Texte(s): Céline Duruz
Photo(s): Muriel Antille

Un marché encore opaque

Il n’existe pas de statistiques spécifiques à la vente de viande dans les fermes, selon Thomas Jäggi de la Division économie animale à l’Union suisse des paysans (USP). Seule une enquête menée en 2013 par l’Office fédéral de la statistique sur la vente directe de produits agricoles montre que 8400 fermes écoulaient de la viande, mais aussi des œufs, du lait, des légumes et même du bois sur leur domaine. «La vente directe de viande a toujours existé, rappelle Thomas Jäggi. Mais on l’a peut-être oublié et aujourd’hui elle revient à la mode.» Bien qu’elle demande plus de travail aux producteurs, cette pratique reste attractive estime l’USP. «C’est une alternative pour des consommateurs, mais pas pour la plus grande partie d’entre eux, note Thomas Jäggi. Cela vaut aussi pour les agriculteurs, qui doivent suivre des règles strictes en matière d’hygiène s’ils veulent en faire, ce qui n’est pas toujours facile.»

Réaction

La vente directe de viande dans les fermes ne ravit pas tout le monde. Les bouchers notamment dénoncent une «concurrence déloyale». Louis Junod, vice-président de l’Union professionnelle suisse de la viande et boucher à Sainte-Croix (VD), rappelle qu’agriculteur et boucher sont deux métiers bien différents. «Je sais que les paysans sont sous pression et cherchent à se diversifier, mais il faut penser à nous.

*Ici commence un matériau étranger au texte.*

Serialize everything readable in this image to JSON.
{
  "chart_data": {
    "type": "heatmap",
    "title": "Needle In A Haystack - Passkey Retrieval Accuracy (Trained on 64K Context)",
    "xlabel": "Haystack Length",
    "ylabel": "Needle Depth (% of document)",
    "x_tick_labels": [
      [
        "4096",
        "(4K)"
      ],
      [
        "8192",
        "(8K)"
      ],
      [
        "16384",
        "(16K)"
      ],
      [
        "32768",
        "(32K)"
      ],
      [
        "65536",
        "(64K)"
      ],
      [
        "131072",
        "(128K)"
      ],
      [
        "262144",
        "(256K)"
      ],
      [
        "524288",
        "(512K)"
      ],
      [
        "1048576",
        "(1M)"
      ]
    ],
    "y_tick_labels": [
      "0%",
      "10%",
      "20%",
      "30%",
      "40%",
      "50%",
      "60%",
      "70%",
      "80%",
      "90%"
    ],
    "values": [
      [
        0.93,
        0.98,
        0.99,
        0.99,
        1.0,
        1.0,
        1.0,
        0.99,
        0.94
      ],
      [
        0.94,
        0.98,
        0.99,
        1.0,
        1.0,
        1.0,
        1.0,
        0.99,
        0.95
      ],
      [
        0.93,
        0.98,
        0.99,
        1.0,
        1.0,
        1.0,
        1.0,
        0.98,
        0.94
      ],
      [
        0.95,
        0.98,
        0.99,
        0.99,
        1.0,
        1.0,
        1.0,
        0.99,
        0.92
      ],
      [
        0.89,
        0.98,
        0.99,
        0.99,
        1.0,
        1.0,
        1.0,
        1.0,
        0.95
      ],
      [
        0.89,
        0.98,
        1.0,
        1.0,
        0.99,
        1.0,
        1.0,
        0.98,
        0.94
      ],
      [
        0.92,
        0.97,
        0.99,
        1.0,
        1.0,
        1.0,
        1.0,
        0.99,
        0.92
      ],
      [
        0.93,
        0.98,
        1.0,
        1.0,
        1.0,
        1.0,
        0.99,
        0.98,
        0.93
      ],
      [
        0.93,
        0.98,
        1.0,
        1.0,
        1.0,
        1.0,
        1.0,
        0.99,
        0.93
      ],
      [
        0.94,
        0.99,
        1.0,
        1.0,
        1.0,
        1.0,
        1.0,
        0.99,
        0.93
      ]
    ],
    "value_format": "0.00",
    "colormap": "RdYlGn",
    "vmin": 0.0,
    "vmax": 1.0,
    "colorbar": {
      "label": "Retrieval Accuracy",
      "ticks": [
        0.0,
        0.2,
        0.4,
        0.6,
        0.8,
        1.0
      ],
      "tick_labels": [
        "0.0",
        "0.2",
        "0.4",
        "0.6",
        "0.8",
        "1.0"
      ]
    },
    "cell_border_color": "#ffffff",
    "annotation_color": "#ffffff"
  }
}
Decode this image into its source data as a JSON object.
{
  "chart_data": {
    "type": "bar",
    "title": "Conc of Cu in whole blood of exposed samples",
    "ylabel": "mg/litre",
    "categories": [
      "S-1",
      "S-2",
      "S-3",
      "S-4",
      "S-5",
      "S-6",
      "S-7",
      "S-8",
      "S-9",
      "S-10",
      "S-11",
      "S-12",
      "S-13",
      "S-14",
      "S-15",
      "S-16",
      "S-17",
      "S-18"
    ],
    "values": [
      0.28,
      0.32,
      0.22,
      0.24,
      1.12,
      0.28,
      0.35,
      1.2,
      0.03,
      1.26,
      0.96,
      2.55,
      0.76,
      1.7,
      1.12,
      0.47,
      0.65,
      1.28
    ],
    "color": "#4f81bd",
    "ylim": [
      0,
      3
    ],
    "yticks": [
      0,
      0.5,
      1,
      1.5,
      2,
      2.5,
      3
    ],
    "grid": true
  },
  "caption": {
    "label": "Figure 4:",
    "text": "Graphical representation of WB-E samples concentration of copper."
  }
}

La vente directe de viande est une épine dans notre pied. Nous ne bénéficions pas de subvention fédérale pour les cultures de céréales ou la production de lait que l’on ne fait pas, explique-t-il. On ne peut que subir cette pratique, alors que notre mission est de mettre en valeur le produit des éleveurs. C’est un coup de couteau dans le dos.» Des collaborations entre des agriculteurs et des bouchers existent cependant, notamment pour la mise sous vide des produits ou la vente de charcuterie réalisée par des artisans bouchers dans les fermes.